Ce ne sono altre che lasciano ricordi indelebili, ma pur sempre ricordi, con il timore di vederli sbiadire.
Raffa se n’è andato come era solito vivere: seminando concretezza.
38 anni sono pochi per trasformarsi in altro, ma sono convinta che sapesse che quel tempo concesso fosse tanto.
Ecco perché aveva sempre un progetto da portare avanti: in famiglia, per Valentina e i figli Sara e Riccardo, oppure per la sua Polisportiva Besanese e i suoi piccoli “tacchini” come amava definire i suoi mini atleti, qualcosa che lo tenesse fottutamente aggrappato a quella meravigliosa vita che si era costruito ma in cui stazionava da anni nelle sofferenze di una malattia autoimmune.
Sposarsi presto e avere figli da giovani è un’impresa concreta, che regala tanto ma richiede anche tanto: quasi sapessi di non avere tempo da sprecare in cose futili.
Quello che avevi in mente lo volevi convertire in fatti e quando le idee erano un po’ sparse in disordine nella tua mente, mi chiamavi per metterle nero su bianco: dicevi che ci sapevo fare con le parole sulla carta più di te, ma non avrei mai pensato che scrivere potesse essere uno dei modi più limpidi per fissarti nei pensieri.
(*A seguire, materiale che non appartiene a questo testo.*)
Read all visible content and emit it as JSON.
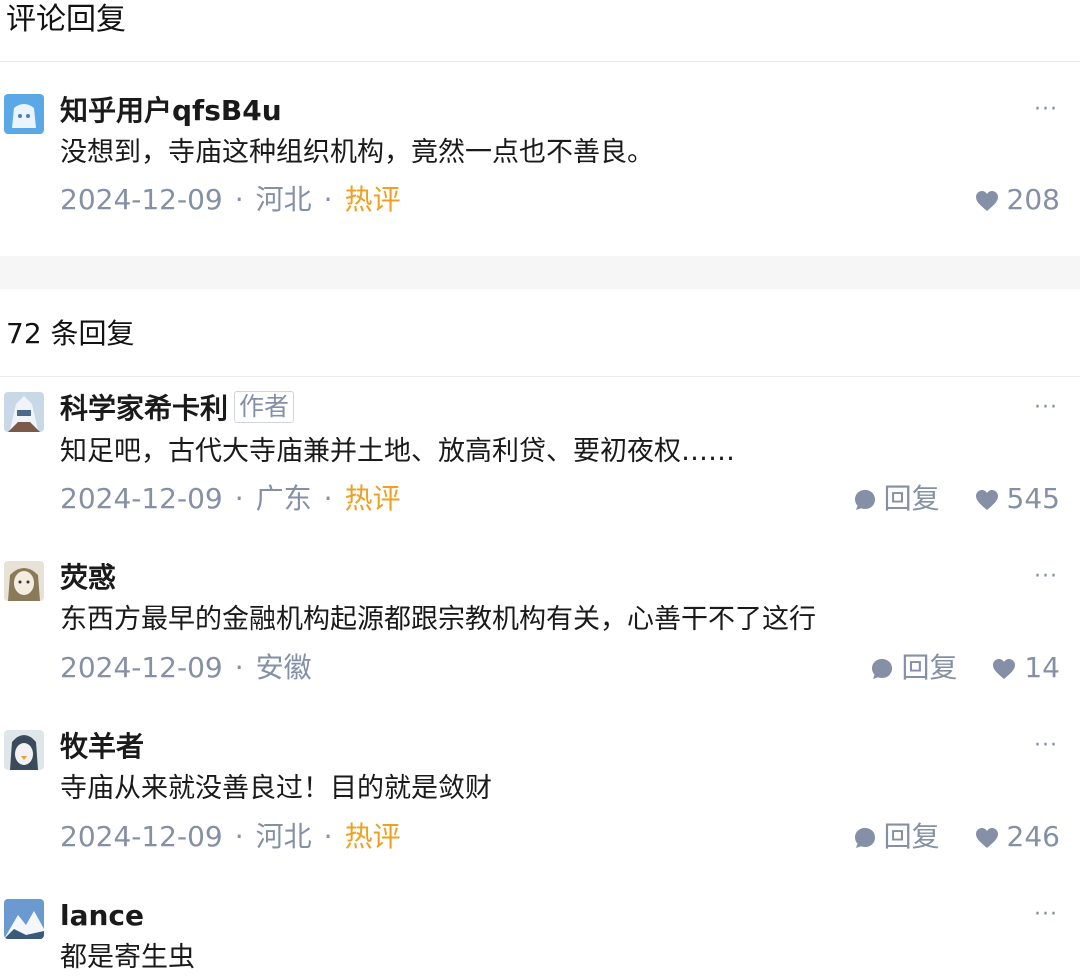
{
  "page": {
    "title": "评论回复",
    "replies_title": "72 条回复"
  },
  "colors": {
    "hot": "#f0a020",
    "meta": "#8590a6",
    "section_gap": "#f6f6f6"
  },
  "main_comment": {
    "author": "知乎用户qfsB4u",
    "content": "没想到，寺庙这种组织机构，竟然一点也不善良。",
    "date": "2024-12-09",
    "location": "河北",
    "hot_label": "热评",
    "likes": "208",
    "like_icon": "heart-icon",
    "more_icon": "more-dots-icon"
  },
  "replies": [
    {
      "author": "科学家希卡利",
      "badge": "作者",
      "content": "知足吧，古代大寺庙兼并土地、放高利贷、要初夜权……",
      "date": "2024-12-09",
      "location": "广东",
      "hot_label": "热评",
      "reply_label": "回复",
      "likes": "545"
    },
    {
      "author": "荧惑",
      "content": "东西方最早的金融机构起源都跟宗教机构有关，心善干不了这行",
      "date": "2024-12-09",
      "location": "安徽",
      "reply_label": "回复",
      "likes": "14"
    },
    {
      "author": "牧羊者",
      "content": "寺庙从来就没善良过！目的就是敛财",
      "date": "2024-12-09",
      "location": "河北",
      "hot_label": "热评",
      "reply_label": "回复",
      "likes": "246"
    },
    {
      "author": "lance",
      "content": "都是寄生虫"
    }
  ]
}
La Vale, come la chiamavi tu, è la dimostrazione più concreta che, ad un certo punto, l’amore dell’angelo custode per l’anima gemella trascenda in altro, salga di rango e sia disposto all’abbandono pur di consegnare un’anima speciale al cielo.
Sara e Riccardo, nella diversità dei loro caratteri, l’una riflessiva e generosa, l’altro introverso e spaccone, rispecchiano in tutto la tua paternità: sono loro una delle tue più belle eredità.
Ad Agostino e Mina, i tuoi genitori, spetta il compito più duro perché accettare la morte prematura di un figlio è contro natura, ma Antonella e Giuseppe gli ricorderanno che animavi le giornate facendo caciara, ma che andartene in silenzio era parte del tuo vivere in armonia con tutto, con tutti, senza far pesare la tua condizione.
Ci rimane altro del tuo passaggio su questa Terra, qualcosa di luminoso che continuerà a trasformarsi: l’energia che sprigionavi, che precedeva e seguiva il tuo essere attivo in questa dimensione.
Per gli scienziati si tratta di fisica quantistica, per i credenti è la luce dell’anima eterna.
Per me sei tu che splendi.
Perché si spengono i corpi ma non l’energia che emanano, non la luce che si portano dentro e che serve ora a chi ti ha voluto bene per camminare confortato.
Sono questi i giorni in cui, al dolore, tocca prendere coscienza del fatto che sei altrove, a splendere anche lì, incomprensibilmente lontano, realmente vicino.
Ancora non so per quanto, mi aspetterò di trovare sul cellulare un tuo vocale: lo schermo si illuminerà con il nome Bruno Polisportiva e la tua voce si farà strada per arrivarmi ancora chiara.
Certo che te la scrivo Raffa, l’ultima lettera: è tutta per te.
Spero ti arrivi forte.
Buon viaggio.

Signora Vergobbi
(come ti piaceva chiamare tutte le mamme dei tuoi “tacchini”)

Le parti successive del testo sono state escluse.